4.5 Distribution of the Number of Events

In this subsection, we observe the distribution of N(t), where t = five years. We perform 1000 simulations of the Hawkes processes, with the first set of parameters estimated, for a time period of five years. We observe the errors distribution in Fig. 14, \(\frac{N(t) - \bar{\lambda }t}{\sqrt{t}}\), and we compare with a Normal distribution of variance \(\sigma ^{2} = \frac{\lambda }{(1 - \alpha )^{3}} t\).

Fig. 14
figure 14

A realisation of a Hawkes process and its branching structure

We see that the mean of errors is different from zero. The distribution of errors does not follow the Normal distribution, as the process is not observed long enough to be close to its limit. This observation justifies our mathematical study a posteriori, since the study of limits is not enough. We need the transitory values of the expectation and the variance, even for a long five years period.

Numerically, from Eqs. (10) and (13) we obtain:

$$\begin{aligned} \mathbb {E}(N(t))&=\ -{655.55} + {3.25}t - {0.28} \exp (-{0.22}t) + {655.84} \exp (-{0.004}t), \\ \mathbb {V}(N(t))&=\ -{82154.94} + {383.66}t - {6.01} \exp (-{0.22}t) + {82160.95} \exp (-{0.004}t), \end{aligned}$$
(17)

with t in days.

The following table presents the observed, calculated and limit value of expectation and variance at the final time of simulations.

Table 3 Observed, calculated and limit value of expectation and variance

This table confirms that calculated expectation and variance give the correct values and that focusing on limits is not sufficient to study a process over several years, which is a quite long period for insurance use cases. Thanks to numeric values provided by Eqs. (23) and (24), we could see that we are still in either the transient state or the intermediary state for \(t = 5\) years \(= 1825\) days: while exponential terms are close to zero for both expectation and variance, the difference between the actual value (third column of Table 3) and the limit value (fourth column) is explained by the constant terms. The order of magnitude of these constant terms shows that the limit values are not a good approximation for a period of several years. That justifies our study on the different regimes.

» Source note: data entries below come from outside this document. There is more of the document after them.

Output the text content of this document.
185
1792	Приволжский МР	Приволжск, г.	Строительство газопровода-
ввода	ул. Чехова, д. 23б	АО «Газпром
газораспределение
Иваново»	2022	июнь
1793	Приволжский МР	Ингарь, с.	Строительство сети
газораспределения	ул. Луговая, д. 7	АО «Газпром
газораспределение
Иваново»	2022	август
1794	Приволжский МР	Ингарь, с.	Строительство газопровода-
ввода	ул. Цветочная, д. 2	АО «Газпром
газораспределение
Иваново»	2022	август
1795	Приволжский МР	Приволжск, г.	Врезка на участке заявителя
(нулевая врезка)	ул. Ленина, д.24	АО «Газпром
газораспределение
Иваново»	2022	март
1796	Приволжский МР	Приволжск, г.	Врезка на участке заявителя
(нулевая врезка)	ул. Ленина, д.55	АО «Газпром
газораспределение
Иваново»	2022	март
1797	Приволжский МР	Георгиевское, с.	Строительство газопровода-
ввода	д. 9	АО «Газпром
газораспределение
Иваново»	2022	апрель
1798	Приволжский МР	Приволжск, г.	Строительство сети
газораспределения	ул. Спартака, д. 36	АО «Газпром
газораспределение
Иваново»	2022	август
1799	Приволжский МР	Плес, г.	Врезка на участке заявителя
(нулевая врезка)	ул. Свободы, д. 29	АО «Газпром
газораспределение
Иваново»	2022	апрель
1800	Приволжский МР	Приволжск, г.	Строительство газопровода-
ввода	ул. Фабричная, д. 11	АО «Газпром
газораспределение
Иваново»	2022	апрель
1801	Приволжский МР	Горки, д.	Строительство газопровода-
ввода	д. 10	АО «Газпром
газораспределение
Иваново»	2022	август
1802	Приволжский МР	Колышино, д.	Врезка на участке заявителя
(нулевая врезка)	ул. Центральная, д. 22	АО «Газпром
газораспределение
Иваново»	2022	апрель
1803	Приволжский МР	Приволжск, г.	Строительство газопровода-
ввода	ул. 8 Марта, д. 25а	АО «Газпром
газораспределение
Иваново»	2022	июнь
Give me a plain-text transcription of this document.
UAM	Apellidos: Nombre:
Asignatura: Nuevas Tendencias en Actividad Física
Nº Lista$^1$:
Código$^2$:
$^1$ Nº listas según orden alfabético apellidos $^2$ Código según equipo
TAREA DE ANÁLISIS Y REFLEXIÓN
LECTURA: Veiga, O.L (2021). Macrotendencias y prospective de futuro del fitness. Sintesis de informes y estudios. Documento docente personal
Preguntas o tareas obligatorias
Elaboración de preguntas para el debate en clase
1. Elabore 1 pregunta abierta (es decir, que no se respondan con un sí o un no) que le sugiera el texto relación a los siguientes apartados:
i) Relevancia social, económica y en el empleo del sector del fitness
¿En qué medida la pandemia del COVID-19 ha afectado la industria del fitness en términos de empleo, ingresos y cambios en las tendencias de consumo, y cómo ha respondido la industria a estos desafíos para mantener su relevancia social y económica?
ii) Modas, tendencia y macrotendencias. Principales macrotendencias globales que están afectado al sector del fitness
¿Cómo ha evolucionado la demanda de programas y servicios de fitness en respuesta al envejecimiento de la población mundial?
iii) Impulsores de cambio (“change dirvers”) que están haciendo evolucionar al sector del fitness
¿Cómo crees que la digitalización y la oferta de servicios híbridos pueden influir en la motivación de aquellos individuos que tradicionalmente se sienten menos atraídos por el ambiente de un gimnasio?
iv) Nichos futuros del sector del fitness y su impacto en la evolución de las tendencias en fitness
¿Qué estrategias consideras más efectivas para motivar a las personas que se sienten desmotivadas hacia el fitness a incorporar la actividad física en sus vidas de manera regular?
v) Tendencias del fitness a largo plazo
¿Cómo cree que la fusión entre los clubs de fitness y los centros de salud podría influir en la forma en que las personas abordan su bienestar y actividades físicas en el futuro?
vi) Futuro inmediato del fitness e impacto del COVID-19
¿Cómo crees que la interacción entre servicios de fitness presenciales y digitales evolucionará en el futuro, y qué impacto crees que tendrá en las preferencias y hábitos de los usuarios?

5 Conclusion and Future Work

In this paper, we introduced a complete framework for the study of Hawkes process: definition, estimation and simulation. We presented a specific form of Hawkes processes, the \(\Gamma\)-Hawkes process, and we developed mathematical properties for this category of process. We applied this model to an insurance use case, i.e. natural disasters, and we observed that the considered Hawkes process is well fitted with historical data.

For future work, we intend to apply this model to other insurance use cases, such that:

  • Life events prediction: births, marriage, job change, etc. We could use a multi-variate version of Hawkes processes (see Laub et al. (2015)), since one type of event could trigger another (e.g. a marriage could lead to a birth);

  • Epidemic: we already studied the dynamics of Covid-19 pandemic in Lesage (2020). We intend to adapt the study to a long class of diseases;

  • Workload prediction: we would like to anticipate peaks of workload for Foyer Assurances employees in order to optimize staffing.